FAIRBANKS -- Workers for the largest private employer in the Fairbanks North Star Borough are taking another look at joining a labor union.
Employees of Fairbanks Memorial Hospital and the Denali Center, a long-term care facility, are talking to representatives of the International Brotherhood of Electrical Workers.
A campaign to organize there failed in 1989, but the concept was rekindled by staff who contacted the IBEW last November. IBEW business representative Jay Quakenbush declined to say why some employees have recently taken issue with the hospital but said the union can help.
"We feel confident that our experience can lead those workers to what they want," Quakenbush said. ``There's a lot of things that the collective bargaining process will bring to the employees at the hospital."
Hospital officials maintain that a union would be costly to employees and would hurt progress at the nonprofit hospital.
"We feel very confident that we currently provide some of the best wages and benefits statewide," said hospital spokeswoman Shelby Nelson. "We do that so we can keep our employees long-term."

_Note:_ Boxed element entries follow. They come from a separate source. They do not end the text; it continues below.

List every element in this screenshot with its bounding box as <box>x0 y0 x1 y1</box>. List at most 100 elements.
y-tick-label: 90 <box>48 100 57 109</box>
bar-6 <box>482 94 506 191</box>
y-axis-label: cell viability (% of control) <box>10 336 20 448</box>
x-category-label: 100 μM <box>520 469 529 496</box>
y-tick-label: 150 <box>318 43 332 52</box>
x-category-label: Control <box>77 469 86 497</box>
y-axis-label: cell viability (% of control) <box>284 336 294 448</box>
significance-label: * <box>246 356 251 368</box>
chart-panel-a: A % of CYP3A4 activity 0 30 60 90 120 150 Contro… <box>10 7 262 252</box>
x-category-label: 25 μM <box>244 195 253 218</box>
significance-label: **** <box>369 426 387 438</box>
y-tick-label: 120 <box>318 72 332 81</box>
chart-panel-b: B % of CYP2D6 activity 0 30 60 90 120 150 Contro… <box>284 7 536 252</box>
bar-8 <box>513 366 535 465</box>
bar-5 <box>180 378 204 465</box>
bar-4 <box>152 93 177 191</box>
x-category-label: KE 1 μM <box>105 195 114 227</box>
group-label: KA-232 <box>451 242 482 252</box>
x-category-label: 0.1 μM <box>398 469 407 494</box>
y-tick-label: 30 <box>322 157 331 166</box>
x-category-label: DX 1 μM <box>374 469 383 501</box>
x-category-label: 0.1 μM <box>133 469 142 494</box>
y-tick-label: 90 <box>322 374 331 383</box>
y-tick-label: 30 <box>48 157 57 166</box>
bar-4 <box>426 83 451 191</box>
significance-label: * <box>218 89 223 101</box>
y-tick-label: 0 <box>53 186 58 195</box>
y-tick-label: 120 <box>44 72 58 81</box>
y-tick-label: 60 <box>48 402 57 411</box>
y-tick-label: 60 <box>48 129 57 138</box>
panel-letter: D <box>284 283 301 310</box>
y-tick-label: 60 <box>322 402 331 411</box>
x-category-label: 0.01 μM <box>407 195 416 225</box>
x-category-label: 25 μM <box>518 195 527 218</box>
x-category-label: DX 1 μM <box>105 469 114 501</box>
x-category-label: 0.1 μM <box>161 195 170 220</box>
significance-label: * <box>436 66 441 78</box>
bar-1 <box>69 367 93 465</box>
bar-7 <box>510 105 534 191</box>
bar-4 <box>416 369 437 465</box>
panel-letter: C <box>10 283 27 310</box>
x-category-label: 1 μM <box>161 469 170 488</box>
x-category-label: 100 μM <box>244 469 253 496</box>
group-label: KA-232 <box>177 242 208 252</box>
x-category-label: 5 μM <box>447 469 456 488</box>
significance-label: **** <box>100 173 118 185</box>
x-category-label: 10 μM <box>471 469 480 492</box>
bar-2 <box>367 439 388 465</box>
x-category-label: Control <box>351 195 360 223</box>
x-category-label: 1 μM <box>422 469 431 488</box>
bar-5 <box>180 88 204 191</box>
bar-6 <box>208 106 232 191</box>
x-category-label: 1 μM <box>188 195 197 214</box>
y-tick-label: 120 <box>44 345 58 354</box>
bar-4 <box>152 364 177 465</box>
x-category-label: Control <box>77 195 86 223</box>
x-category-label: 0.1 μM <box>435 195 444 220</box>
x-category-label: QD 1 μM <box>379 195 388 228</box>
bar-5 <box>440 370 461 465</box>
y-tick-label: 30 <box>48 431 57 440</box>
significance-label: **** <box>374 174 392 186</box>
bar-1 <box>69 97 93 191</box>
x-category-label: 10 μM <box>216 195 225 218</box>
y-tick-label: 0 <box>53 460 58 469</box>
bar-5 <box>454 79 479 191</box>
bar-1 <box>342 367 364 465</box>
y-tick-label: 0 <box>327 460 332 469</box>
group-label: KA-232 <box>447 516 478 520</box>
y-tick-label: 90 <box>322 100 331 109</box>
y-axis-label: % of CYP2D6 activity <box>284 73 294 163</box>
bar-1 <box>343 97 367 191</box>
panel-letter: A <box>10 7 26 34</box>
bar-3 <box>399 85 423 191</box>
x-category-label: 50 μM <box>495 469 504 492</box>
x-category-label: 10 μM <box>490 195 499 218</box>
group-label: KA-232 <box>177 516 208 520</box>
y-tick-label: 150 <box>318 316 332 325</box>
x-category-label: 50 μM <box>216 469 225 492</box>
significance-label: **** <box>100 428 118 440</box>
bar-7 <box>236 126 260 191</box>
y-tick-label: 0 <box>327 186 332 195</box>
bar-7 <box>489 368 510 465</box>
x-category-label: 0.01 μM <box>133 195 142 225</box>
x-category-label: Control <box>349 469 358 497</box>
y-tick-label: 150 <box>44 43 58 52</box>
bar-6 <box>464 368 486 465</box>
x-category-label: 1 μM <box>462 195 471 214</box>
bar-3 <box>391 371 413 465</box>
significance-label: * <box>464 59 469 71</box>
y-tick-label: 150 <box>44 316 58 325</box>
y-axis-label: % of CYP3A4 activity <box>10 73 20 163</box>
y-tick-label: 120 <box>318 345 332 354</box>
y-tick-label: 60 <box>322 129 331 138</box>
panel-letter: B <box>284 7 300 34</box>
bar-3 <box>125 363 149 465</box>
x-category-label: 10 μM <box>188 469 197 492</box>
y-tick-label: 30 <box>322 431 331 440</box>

Both the hospital and the union are working to sway employees at informational meetings. The hospital and the health care home together employ about a thousand employees.
A union vote would occur at the hospital if at least 30 percent of the nurses, social workers, janitors, radiology technicians, cooks, clerks and others -- except for doctors -- fill out cards asking for a vote.
The National Labor Relations Board would conduct the election and more than half the employees must vote "yes" for the union to succeed.
A failed vote means another one cannot happen for a year.
The previous effort to organize hospital workers involved employees such as janitors, kitchen workers, switchboard operators, laboratory technicians and others. The employees voted 206 to 41 to reject the union.
Employees classified as professionals, such as accountants, registered nurses or administrators did not hold a union vote.
John Giuchici, a business representative at IBEW, told the Fairbanks Daily News-Miner at the time that the hospital wooed employees into voting no by improving pay and benefits.
The hospital is owned by The Greater Fairbanks Community Hospital Foundation, which hires the Arizona-based company Banner Health System to run the operation. According to the company's Web site, Banner is one of the largest nonprofit health care systems in the country with 20 hospitals and six long-term care centers.
The IBEW represents about 4,500 workers statewide, including administrative staff for the city of Fairbanks and municipal workers elsewhere.